Mike O'Grady

Personal information
- Date of birth: 11 October 1942 (age 83)
- Place of birth: Leeds, England
- Position: Midfielder

Senior career*
- Years: Team / Apps / (Gls)
- 1959–1965: Huddersfield Town / 160 / (26)
- 1965–1969: Leeds United / 91 / (12)
- 1969–1973: Wolverhampton Wanderers / 33 / (5)
- 1971: → Birmingham City (loan) / 3 / (0)
- 1973–1974: Rotherham United / 24 / (2)
- 1974–1975: Cork Hibernians / 1 / (0)
- Total:  / 312 / (45)

International career
- 1962–1969: England / 2 / (3)

= Mike O'Grady =

English footballer

Michael O'Grady (born 11 October 1942) is an English former professional footballer from Leeds. He played two games for the England national team, scoring three goals. He also played club football in the Football League for Huddersfield Town, Leeds United, Wolverhampton Wanderers, Birmingham City and Rotherham United, and made one appearance in November 1974 for Cork Hibernians.

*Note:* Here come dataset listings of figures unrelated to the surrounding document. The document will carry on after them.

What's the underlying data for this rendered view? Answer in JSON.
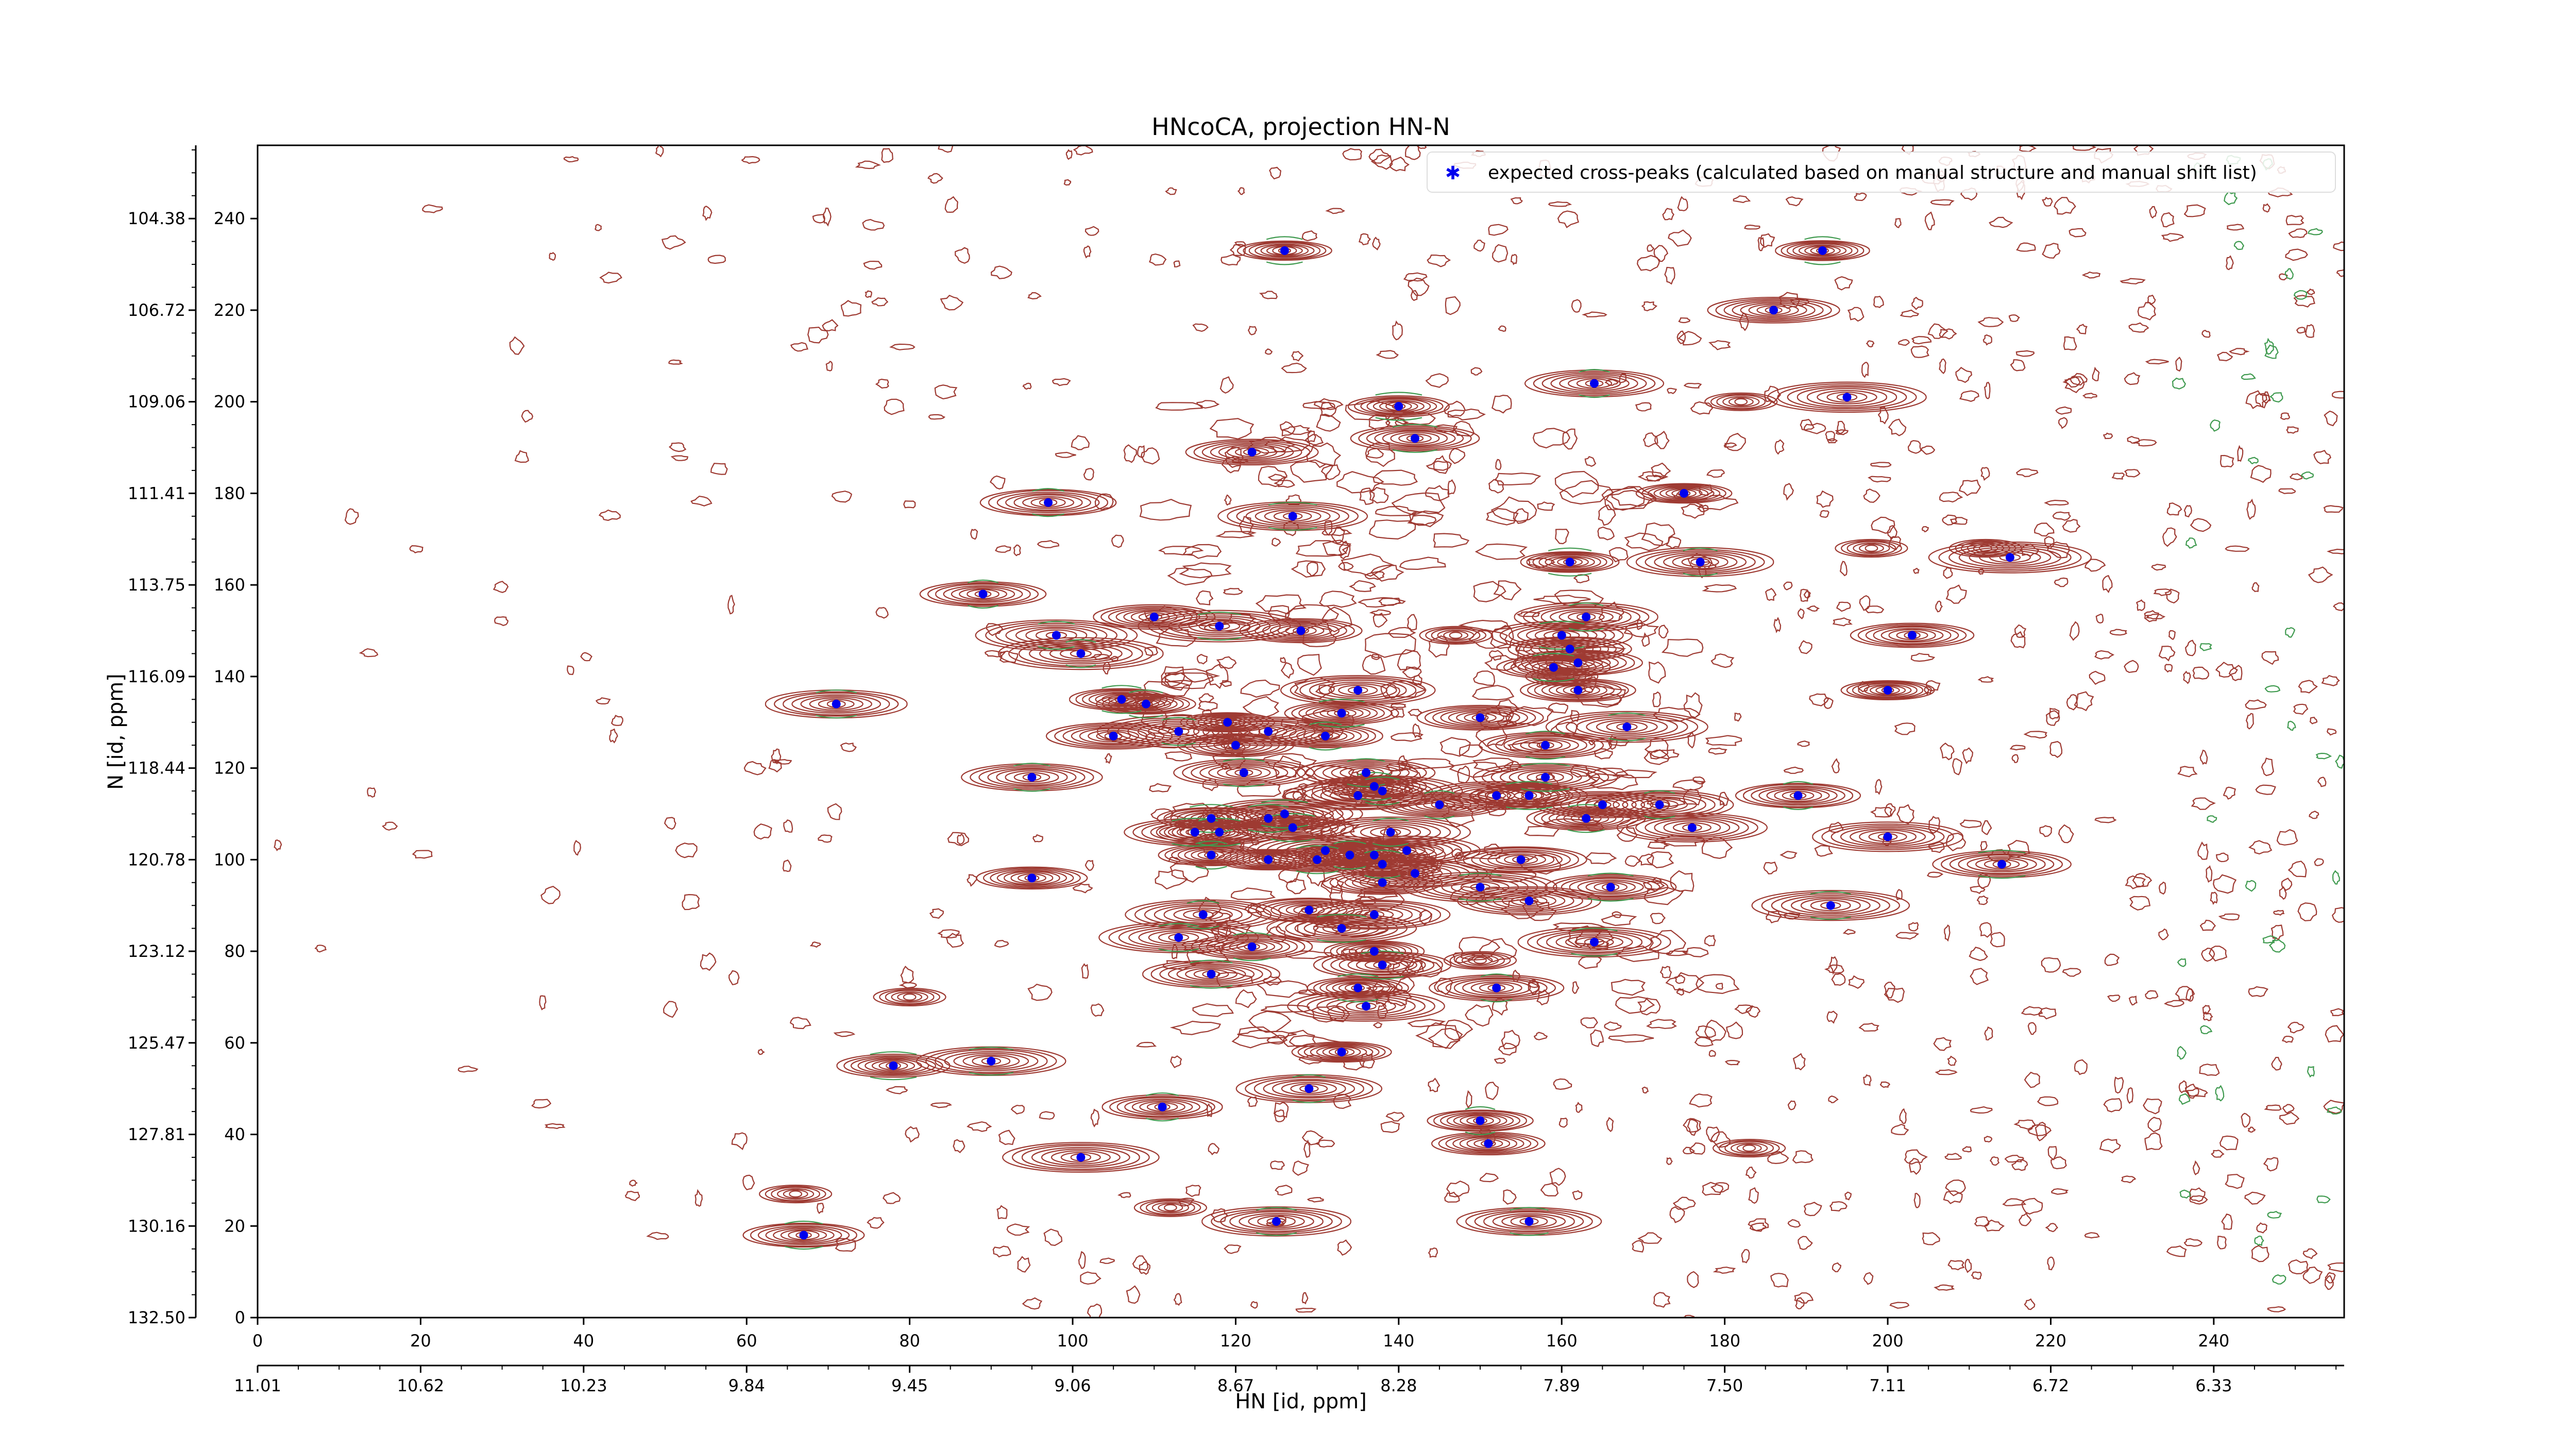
{
  "chart_data": {
    "type": "scatter",
    "title": "HNcoCA, projection HN-N",
    "xlabel": "HN [id, ppm]",
    "ylabel": "N [id, ppm]",
    "xlim": [
      0,
      256
    ],
    "ylim": [
      0,
      256
    ],
    "x_index_ticks": [
      "0",
      "20",
      "40",
      "60",
      "80",
      "100",
      "120",
      "140",
      "160",
      "180",
      "200",
      "220",
      "240"
    ],
    "x_ppm_ticks": [
      "11.01",
      "10.62",
      "10.23",
      "9.84",
      "9.45",
      "9.06",
      "8.67",
      "8.28",
      "7.89",
      "7.50",
      "7.11",
      "6.72",
      "6.33"
    ],
    "y_index_ticks": [
      "0",
      "20",
      "40",
      "60",
      "80",
      "100",
      "120",
      "140",
      "160",
      "180",
      "200",
      "220",
      "240"
    ],
    "y_ppm_ticks": [
      "132.50",
      "130.16",
      "127.81",
      "125.47",
      "123.12",
      "120.78",
      "118.44",
      "116.09",
      "113.75",
      "111.41",
      "109.06",
      "106.72",
      "104.38"
    ],
    "legend": {
      "position": "top-right",
      "entries": [
        "expected cross-peaks (calculated based on manual structure and manual shift list)"
      ]
    },
    "colors": {
      "contour_positive": "#9e3a32",
      "contour_negative": "#3f9a4f",
      "peak_marker": "#0000ee"
    },
    "series": [
      {
        "name": "expected cross-peaks (calculated based on manual structure and manual shift list)",
        "points": [
          [
            126,
            233
          ],
          [
            192,
            233
          ],
          [
            186,
            220
          ],
          [
            164,
            204
          ],
          [
            195,
            201
          ],
          [
            140,
            199
          ],
          [
            142,
            192
          ],
          [
            122,
            189
          ],
          [
            97,
            178
          ],
          [
            127,
            175
          ],
          [
            175,
            180
          ],
          [
            177,
            165
          ],
          [
            215,
            166
          ],
          [
            161,
            165
          ],
          [
            163,
            153
          ],
          [
            89,
            158
          ],
          [
            110,
            153
          ],
          [
            118,
            151
          ],
          [
            128,
            150
          ],
          [
            98,
            149
          ],
          [
            101,
            145
          ],
          [
            160,
            149
          ],
          [
            161,
            146
          ],
          [
            162,
            143
          ],
          [
            159,
            142
          ],
          [
            203,
            149
          ],
          [
            71,
            134
          ],
          [
            106,
            135
          ],
          [
            109,
            134
          ],
          [
            135,
            137
          ],
          [
            162,
            137
          ],
          [
            200,
            137
          ],
          [
            150,
            131
          ],
          [
            133,
            132
          ],
          [
            105,
            127
          ],
          [
            113,
            128
          ],
          [
            119,
            130
          ],
          [
            124,
            128
          ],
          [
            131,
            127
          ],
          [
            120,
            125
          ],
          [
            168,
            129
          ],
          [
            158,
            125
          ],
          [
            95,
            118
          ],
          [
            121,
            119
          ],
          [
            136,
            119
          ],
          [
            137,
            116
          ],
          [
            138,
            115
          ],
          [
            135,
            114
          ],
          [
            145,
            112
          ],
          [
            152,
            114
          ],
          [
            156,
            114
          ],
          [
            158,
            118
          ],
          [
            165,
            112
          ],
          [
            172,
            112
          ],
          [
            189,
            114
          ],
          [
            117,
            109
          ],
          [
            118,
            106
          ],
          [
            115,
            106
          ],
          [
            124,
            109
          ],
          [
            126,
            110
          ],
          [
            127,
            107
          ],
          [
            139,
            106
          ],
          [
            141,
            102
          ],
          [
            134,
            101
          ],
          [
            137,
            101
          ],
          [
            138,
            99
          ],
          [
            163,
            109
          ],
          [
            176,
            107
          ],
          [
            200,
            105
          ],
          [
            117,
            101
          ],
          [
            124,
            100
          ],
          [
            130,
            100
          ],
          [
            131,
            102
          ],
          [
            142,
            97
          ],
          [
            155,
            100
          ],
          [
            95,
            96
          ],
          [
            129,
            89
          ],
          [
            116,
            88
          ],
          [
            137,
            88
          ],
          [
            138,
            95
          ],
          [
            150,
            94
          ],
          [
            156,
            91
          ],
          [
            166,
            94
          ],
          [
            193,
            90
          ],
          [
            214,
            99
          ],
          [
            113,
            83
          ],
          [
            122,
            81
          ],
          [
            133,
            85
          ],
          [
            164,
            82
          ],
          [
            137,
            80
          ],
          [
            138,
            77
          ],
          [
            117,
            75
          ],
          [
            135,
            72
          ],
          [
            152,
            72
          ],
          [
            136,
            68
          ],
          [
            133,
            58
          ],
          [
            78,
            55
          ],
          [
            90,
            56
          ],
          [
            129,
            50
          ],
          [
            111,
            46
          ],
          [
            150,
            43
          ],
          [
            151,
            38
          ],
          [
            101,
            35
          ],
          [
            67,
            18
          ],
          [
            125,
            21
          ],
          [
            156,
            21
          ]
        ]
      }
    ]
  }
}
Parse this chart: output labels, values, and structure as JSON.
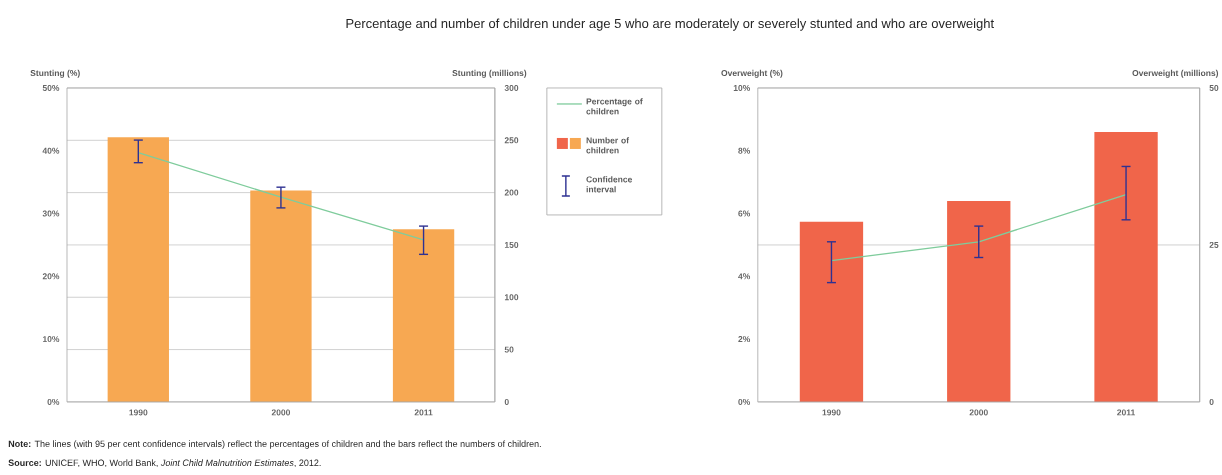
{
  "chart_data": [
    {
      "type": "bar",
      "title": "Percentage and number of children under age 5 who are moderately or severely stunted and who are overweight",
      "ylabel": "Stunting (%)",
      "y2label": "Stunting (millions)",
      "categories": [
        "1990",
        "2000",
        "2011"
      ],
      "series": [
        {
          "name": "Percentage of children",
          "type": "line",
          "color": "#7fcc9c",
          "values": [
            39.7,
            32.6,
            25.8
          ],
          "errors": [
            [
              38.1,
              41.7
            ],
            [
              30.9,
              34.2
            ],
            [
              23.5,
              28.0
            ]
          ]
        },
        {
          "name": "Number of children",
          "axis": "y2",
          "color": "#f7a852",
          "values": [
            253,
            202,
            165
          ]
        }
      ],
      "ylim": [
        0,
        50
      ],
      "yticks": [
        {
          "value": 0,
          "label": "0%"
        },
        {
          "value": 10,
          "label": "10%"
        },
        {
          "value": 20,
          "label": "20%"
        },
        {
          "value": 30,
          "label": "30%"
        },
        {
          "value": 40,
          "label": "40%"
        },
        {
          "value": 50,
          "label": "50%"
        }
      ],
      "y2lim": [
        0,
        300
      ],
      "y2ticks": [
        0,
        50,
        100,
        150,
        200,
        250,
        300
      ],
      "grid": true,
      "legend": "right",
      "annotations": [
        "Confidence interval",
        "**Note:** The lines (with 95 per cent confidence intervals) reflect the percentages of children and the bars reflect the numbers of children.",
        "**Source:** UNICEF, WHO, World Bank, *Joint Child Malnutrition Estimates*, 2012."
      ]
    },
    {
      "type": "bar",
      "ylabel": "Overweight (%)",
      "y2label": "Overweight (millions)",
      "categories": [
        "1990",
        "2000",
        "2011"
      ],
      "series": [
        {
          "type": "line",
          "color": "#7fcc9c",
          "values": [
            4.5,
            5.1,
            6.6
          ],
          "errors": [
            [
              3.8,
              5.1
            ],
            [
              4.6,
              5.6
            ],
            [
              5.8,
              7.5
            ]
          ]
        },
        {
          "axis": "y2",
          "color": "#f0654a",
          "values": [
            28.7,
            32.0,
            43.0
          ]
        }
      ],
      "ylim": [
        0,
        10
      ],
      "yticks": [
        {
          "value": 0,
          "label": "0%"
        },
        {
          "value": 2,
          "label": "2%"
        },
        {
          "value": 4,
          "label": "4%"
        },
        {
          "value": 6,
          "label": "6%"
        },
        {
          "value": 8,
          "label": "8%"
        },
        {
          "value": 10,
          "label": "10%"
        }
      ],
      "y2lim": [
        0,
        50
      ],
      "y2ticks": [
        0,
        25,
        50
      ],
      "grid": true
    }
  ]
}
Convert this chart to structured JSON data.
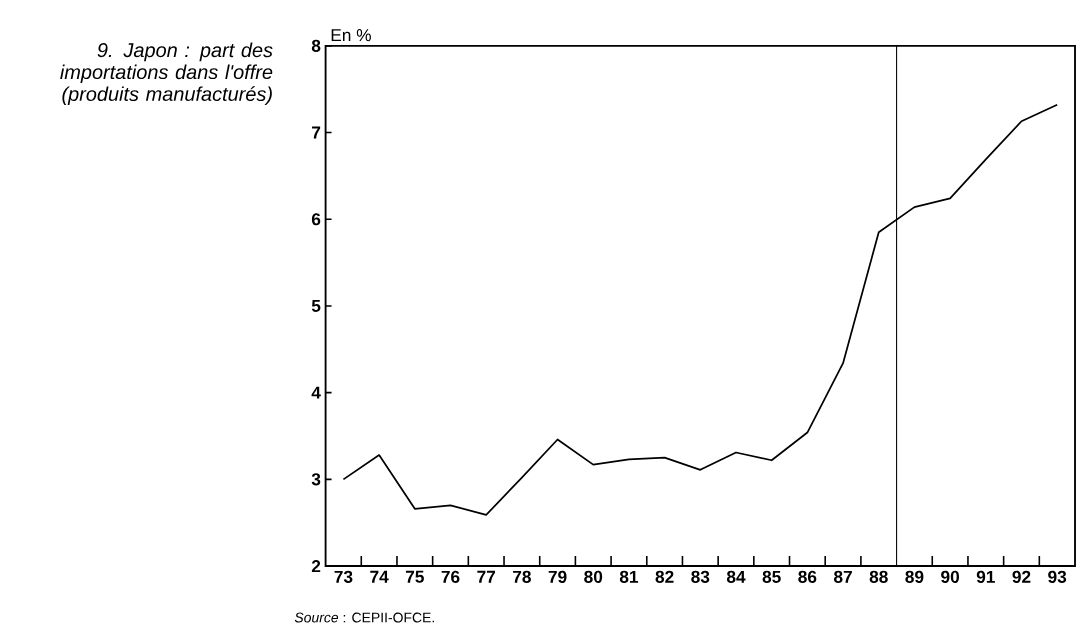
{
  "chart_data": {
    "type": "line",
    "title": "9. Japon : part des importations dans l'offre (produits manufacturés)",
    "ylabel": "En %",
    "x": [
      1973,
      1974,
      1975,
      1976,
      1977,
      1978,
      1979,
      1980,
      1981,
      1982,
      1983,
      1984,
      1985,
      1986,
      1987,
      1988,
      1989,
      1990,
      1991,
      1992,
      1993
    ],
    "values": [
      3.0,
      3.28,
      2.66,
      2.7,
      2.59,
      3.02,
      3.46,
      3.17,
      3.23,
      3.25,
      3.11,
      3.31,
      3.22,
      3.54,
      4.34,
      5.85,
      6.14,
      6.24,
      6.69,
      7.13,
      7.32
    ],
    "color": "#000000",
    "xlim": [
      1972.5,
      1993.5
    ],
    "ylim": [
      2,
      8
    ],
    "xticks": [
      {
        "value": 1973,
        "label": "73"
      },
      {
        "value": 1974,
        "label": "74"
      },
      {
        "value": 1975,
        "label": "75"
      },
      {
        "value": 1976,
        "label": "76"
      },
      {
        "value": 1977,
        "label": "77"
      },
      {
        "value": 1978,
        "label": "78"
      },
      {
        "value": 1979,
        "label": "79"
      },
      {
        "value": 1980,
        "label": "80"
      },
      {
        "value": 1981,
        "label": "81"
      },
      {
        "value": 1982,
        "label": "82"
      },
      {
        "value": 1983,
        "label": "83"
      },
      {
        "value": 1984,
        "label": "84"
      },
      {
        "value": 1985,
        "label": "85"
      },
      {
        "value": 1986,
        "label": "86"
      },
      {
        "value": 1987,
        "label": "87"
      },
      {
        "value": 1988,
        "label": "88"
      },
      {
        "value": 1989,
        "label": "89"
      },
      {
        "value": 1990,
        "label": "90"
      },
      {
        "value": 1991,
        "label": "91"
      },
      {
        "value": 1992,
        "label": "92"
      },
      {
        "value": 1993,
        "label": "93"
      },
      {
        "value": 1973.5,
        "label": null
      },
      {
        "value": 1974.5,
        "label": null
      },
      {
        "value": 1975.5,
        "label": null
      },
      {
        "value": 1976.5,
        "label": null
      },
      {
        "value": 1977.5,
        "label": null
      },
      {
        "value": 1978.5,
        "label": null
      },
      {
        "value": 1979.5,
        "label": null
      },
      {
        "value": 1980.5,
        "label": null
      },
      {
        "value": 1981.5,
        "label": null
      },
      {
        "value": 1982.5,
        "label": null
      },
      {
        "value": 1983.5,
        "label": null
      },
      {
        "value": 1984.5,
        "label": null
      },
      {
        "value": 1985.5,
        "label": null
      },
      {
        "value": 1986.5,
        "label": null
      },
      {
        "value": 1987.5,
        "label": null
      },
      {
        "value": 1989.5,
        "label": null
      },
      {
        "value": 1990.5,
        "label": null
      },
      {
        "value": 1991.5,
        "label": null
      },
      {
        "value": 1992.5,
        "label": null
      }
    ],
    "yticks": [
      2,
      3,
      4,
      5,
      6,
      7,
      8
    ],
    "ref_lines": [
      {
        "axis": "x",
        "value": 1988.5,
        "color": "#000000"
      }
    ],
    "annotations": [
      "*Source* : CEPII-OFCE."
    ]
  }
}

During his time at Leeds he played in the second leg of the 1968 Inter-Cities Fairs Cup Final as they defeated Ferencváros on aggregate, and also made 38 appearances (and scored 8 goals) as they won the First Division in 1968–69.

After retiring from play due to the effects of injuries, O'Grady went to work for Yorkshire Television. In his later years he managed a public house near Leeds.

O'Grady is the grandson of Walter Tranter.